Full scale production of the PF-15 began 15 November 2396 with the initial order of 650 vehicles. In early 2400, that number was decreased to 500 in the Quadrennial Defense Review. That number was altered once again in 2402 as part of the annual Official Threat Reassessment and Defense Evaluation, when the order was raised to 725 vehicles. Initial cost estimates stated that the Iolair would cost 22.5 million credits per airframe, with an additional 3.6 million for testing, evaluation, and training. As of 2403, that total has increased to 31.6 million per airframe. The total AASF project cost has been estimated at 22.9 billion credits.
In 2400, production unit 00-601 flew using the Block 1.0 Software avionics, developed by CentComp Corporation, giving it all tactical flight and dogfight capability with limited ship attack capacity. In 2402, production unit 02-431 tested the Block 1.1 software, enabling it to attack strategic ground targets by use of its TFR Mapping Unit and 2x VGM-10 Vehicle-to-Surface Missile. Testing and evaluation of the Block 1.2 Software began in April 2403. The 101st Testing and Evaluation Wing received the Starfleet Team Excellence Award for upgrading all existing Iolairs with the 1.2 Software three months ahead of schedule in October 2403. A proposal for a Block 1.3 Software upgrade has been submitted by CentComp. The 1.3 Software would include enhanced collision avoidance, semi-intelligent autopilot capacity, and compatibility with the SIM-25, a SIM-5 Firebird derivative hardened against electronic countermeasures.
The official designation of the PF-15, Iolair, comes from the ancient Gaelic word meaning Eagle. Other considerations included Dart, Lance, Falchion, and Raven.

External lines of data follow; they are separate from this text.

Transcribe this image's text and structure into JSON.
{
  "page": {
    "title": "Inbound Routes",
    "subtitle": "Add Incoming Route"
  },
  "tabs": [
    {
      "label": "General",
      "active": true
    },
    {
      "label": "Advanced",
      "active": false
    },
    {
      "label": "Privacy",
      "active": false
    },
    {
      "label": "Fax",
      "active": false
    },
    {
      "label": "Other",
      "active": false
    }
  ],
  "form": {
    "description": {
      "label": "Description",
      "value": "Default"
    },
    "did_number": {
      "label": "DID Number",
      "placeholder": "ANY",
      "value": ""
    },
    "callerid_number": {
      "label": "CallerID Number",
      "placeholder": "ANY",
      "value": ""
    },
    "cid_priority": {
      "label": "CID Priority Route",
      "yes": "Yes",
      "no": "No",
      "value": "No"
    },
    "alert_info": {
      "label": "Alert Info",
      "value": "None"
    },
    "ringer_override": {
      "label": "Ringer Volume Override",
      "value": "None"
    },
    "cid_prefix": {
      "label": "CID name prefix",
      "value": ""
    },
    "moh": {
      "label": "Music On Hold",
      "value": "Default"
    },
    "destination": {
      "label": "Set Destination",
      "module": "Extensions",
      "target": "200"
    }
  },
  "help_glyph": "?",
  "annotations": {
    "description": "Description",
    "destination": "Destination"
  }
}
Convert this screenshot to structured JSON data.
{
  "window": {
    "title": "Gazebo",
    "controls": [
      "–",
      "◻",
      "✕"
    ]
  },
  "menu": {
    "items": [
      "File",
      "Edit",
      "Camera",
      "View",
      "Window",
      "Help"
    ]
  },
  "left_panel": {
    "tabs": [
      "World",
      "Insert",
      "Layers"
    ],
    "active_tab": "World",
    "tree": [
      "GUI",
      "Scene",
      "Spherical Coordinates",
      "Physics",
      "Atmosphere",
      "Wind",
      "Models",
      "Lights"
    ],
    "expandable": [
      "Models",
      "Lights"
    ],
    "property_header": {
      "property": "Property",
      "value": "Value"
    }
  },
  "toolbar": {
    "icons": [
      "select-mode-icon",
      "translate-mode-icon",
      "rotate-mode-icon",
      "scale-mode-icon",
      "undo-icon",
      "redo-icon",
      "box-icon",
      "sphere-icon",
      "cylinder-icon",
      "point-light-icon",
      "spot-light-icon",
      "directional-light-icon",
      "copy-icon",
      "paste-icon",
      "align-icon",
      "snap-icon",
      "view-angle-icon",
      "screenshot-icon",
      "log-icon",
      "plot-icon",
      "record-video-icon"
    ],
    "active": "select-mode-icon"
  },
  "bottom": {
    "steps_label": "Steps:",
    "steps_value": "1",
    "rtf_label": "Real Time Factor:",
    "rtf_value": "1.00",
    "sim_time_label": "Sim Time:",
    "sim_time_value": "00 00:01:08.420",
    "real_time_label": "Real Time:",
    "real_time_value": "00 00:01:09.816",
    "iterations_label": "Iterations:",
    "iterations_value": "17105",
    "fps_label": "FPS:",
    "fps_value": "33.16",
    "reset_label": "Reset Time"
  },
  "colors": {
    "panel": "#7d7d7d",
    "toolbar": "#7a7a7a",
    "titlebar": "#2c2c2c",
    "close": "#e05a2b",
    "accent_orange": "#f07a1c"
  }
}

The PF-15 Iolair is a seventh generation fighter and the second generation warp capable fighter. Its unique forward facing impulse engines, a trait so far only shared with select starship classes and the Allegheny Class Runabout, provide for enhanced maneuverability and braking ability. Maximum thrust is classified, though it is estimated to be comparable to that of a Federation Mission Scoutship or Sovereign Class Yacht. Maximum speed at impulse is 0.12c with a recommended flight limit of 0.00001c to minimize time dilation. The PF-15 is capable of traveling at Warp 2.75 with a suggested cruise speed of Warp 1.85. Vertical repulsor lift speed within an atmosphere has been estimated at 660 km/h, while its flight speed is typically limited to Mach 8.5 to avoid excessive sonic interference. The PF-15’s maneuverability is superior to that of most Starfleet craft, even of comparable or smaller size. Its deviation from input and departure-resistance allows it to complete even the most extreme pilot commands. Using its forward facing impulse exhausts, it can complete a zero-radius turn and maintain motion in its original vector with minimal loss of speed. Within an atmosphere, it is capable of maneuvers including the Herbst maneuver (or J-turn), Pugachev's Cobra, and the Kulbit.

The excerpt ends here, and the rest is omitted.